Deputy Health and Disability Commissioner Deborah James recently finalised an investigation concerning a boundary violation between an osteopath and his patient when she presented to him for back pain after an accident. The case highlighted the importance of adhering to professional boundaries.
A woman attended three hour-long appointments with the osteopath, where movement assessments, manipulation techniques and soft tissue treatments were used to treat her back injury. During these appointments, the osteopath made inappropriate remarks. At the third appointment, the osteopath performed an inappropriate sexual act on the woman.
The Deputy Commissioner considered that by engaging in inappropriate sexual behaviour during the woman’s third appointment, the osteopath committed a clear and acknowledged breach of the Osteopathic Council of New Zealand’s Code of Ethics, as well as a breach of the Code of Health and Disability Services Consumers’ Rights.
With particular regard to the considerable age gap between the woman and the osteopath and the vulnerability of any patient who places trust in a healthcare provider, the Deputy Commissioner considered that the osteopath’s conduct towards the woman was exploitative, constituted sexual harassment and failed the ethical duty to maintain appropriate professional boundaries.
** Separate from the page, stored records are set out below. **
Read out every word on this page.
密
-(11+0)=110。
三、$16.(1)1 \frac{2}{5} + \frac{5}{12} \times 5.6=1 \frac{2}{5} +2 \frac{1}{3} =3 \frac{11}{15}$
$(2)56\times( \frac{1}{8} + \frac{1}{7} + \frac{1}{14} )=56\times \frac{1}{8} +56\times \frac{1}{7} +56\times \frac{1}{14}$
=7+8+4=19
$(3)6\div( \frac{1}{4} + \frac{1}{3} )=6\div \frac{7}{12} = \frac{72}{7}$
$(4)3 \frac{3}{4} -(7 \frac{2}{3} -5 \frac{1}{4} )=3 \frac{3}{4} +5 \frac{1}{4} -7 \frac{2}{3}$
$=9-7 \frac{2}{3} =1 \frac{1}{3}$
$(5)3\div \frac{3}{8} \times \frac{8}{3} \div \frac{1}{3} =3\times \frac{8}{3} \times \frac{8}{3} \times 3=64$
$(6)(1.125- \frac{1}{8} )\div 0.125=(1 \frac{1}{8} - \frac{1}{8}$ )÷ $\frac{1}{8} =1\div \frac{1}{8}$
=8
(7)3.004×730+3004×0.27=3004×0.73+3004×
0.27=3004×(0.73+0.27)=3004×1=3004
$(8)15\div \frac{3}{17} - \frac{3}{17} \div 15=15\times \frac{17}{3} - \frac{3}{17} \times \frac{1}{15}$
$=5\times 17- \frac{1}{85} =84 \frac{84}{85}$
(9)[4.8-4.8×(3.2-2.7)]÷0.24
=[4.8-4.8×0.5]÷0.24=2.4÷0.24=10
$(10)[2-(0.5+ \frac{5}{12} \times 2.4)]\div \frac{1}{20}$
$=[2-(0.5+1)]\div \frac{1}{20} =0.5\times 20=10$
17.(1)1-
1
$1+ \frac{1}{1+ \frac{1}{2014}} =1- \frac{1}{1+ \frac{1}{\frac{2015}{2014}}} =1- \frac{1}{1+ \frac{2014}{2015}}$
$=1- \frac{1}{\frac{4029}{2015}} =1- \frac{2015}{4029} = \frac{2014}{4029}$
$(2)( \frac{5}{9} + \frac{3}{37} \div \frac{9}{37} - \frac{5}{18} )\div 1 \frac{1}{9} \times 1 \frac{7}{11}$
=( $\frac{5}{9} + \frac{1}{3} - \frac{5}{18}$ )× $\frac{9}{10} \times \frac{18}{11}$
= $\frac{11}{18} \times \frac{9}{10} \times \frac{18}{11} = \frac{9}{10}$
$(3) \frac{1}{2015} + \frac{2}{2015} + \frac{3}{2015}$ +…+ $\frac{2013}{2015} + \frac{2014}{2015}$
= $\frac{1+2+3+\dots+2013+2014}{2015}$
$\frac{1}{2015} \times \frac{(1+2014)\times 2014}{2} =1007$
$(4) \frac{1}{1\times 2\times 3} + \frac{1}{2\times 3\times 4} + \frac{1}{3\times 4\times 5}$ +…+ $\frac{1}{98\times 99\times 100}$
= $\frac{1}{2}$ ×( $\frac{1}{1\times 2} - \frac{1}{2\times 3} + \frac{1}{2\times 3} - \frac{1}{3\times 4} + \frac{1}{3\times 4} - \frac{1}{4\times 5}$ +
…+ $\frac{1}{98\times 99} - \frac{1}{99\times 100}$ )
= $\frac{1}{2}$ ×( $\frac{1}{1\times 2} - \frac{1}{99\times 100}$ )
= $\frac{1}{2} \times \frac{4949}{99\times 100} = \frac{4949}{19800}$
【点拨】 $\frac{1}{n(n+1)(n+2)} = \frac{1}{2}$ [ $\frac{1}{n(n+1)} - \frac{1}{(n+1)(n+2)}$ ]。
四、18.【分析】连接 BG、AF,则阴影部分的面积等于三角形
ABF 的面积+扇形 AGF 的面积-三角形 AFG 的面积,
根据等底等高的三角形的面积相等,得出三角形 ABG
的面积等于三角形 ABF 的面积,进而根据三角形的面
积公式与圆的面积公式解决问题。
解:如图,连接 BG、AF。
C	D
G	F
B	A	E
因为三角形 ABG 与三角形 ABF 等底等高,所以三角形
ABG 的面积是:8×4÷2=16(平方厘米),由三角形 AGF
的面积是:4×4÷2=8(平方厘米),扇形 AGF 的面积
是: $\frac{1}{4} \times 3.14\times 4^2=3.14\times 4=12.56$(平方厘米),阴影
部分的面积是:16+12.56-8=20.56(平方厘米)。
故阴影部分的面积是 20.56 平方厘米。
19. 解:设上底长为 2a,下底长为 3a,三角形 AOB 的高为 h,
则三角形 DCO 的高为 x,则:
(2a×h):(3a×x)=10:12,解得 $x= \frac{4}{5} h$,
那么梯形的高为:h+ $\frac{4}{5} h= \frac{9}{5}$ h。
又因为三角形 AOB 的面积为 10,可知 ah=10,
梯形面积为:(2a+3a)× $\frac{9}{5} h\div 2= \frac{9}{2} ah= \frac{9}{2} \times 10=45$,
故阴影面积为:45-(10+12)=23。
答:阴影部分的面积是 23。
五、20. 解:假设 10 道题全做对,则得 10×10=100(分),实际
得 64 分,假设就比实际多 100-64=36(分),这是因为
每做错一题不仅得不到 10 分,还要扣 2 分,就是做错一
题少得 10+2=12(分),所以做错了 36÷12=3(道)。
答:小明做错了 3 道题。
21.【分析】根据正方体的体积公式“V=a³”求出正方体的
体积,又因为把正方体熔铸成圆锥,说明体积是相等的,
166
Accordingly, the Deputy Commissioner found that the osteopath also breached Right 2 of the Code.
The Osteopath is no longer in practice. The Deputy Commissioner recommended that the osteopath provide the woman with a meaningful written apology for his actions, and for his breaches of the Code.
The osteopath was referred to the Director of Proceedings who decided to institute a disciplinary proceeding in the Health Practitioners Disciplinary Tribunal.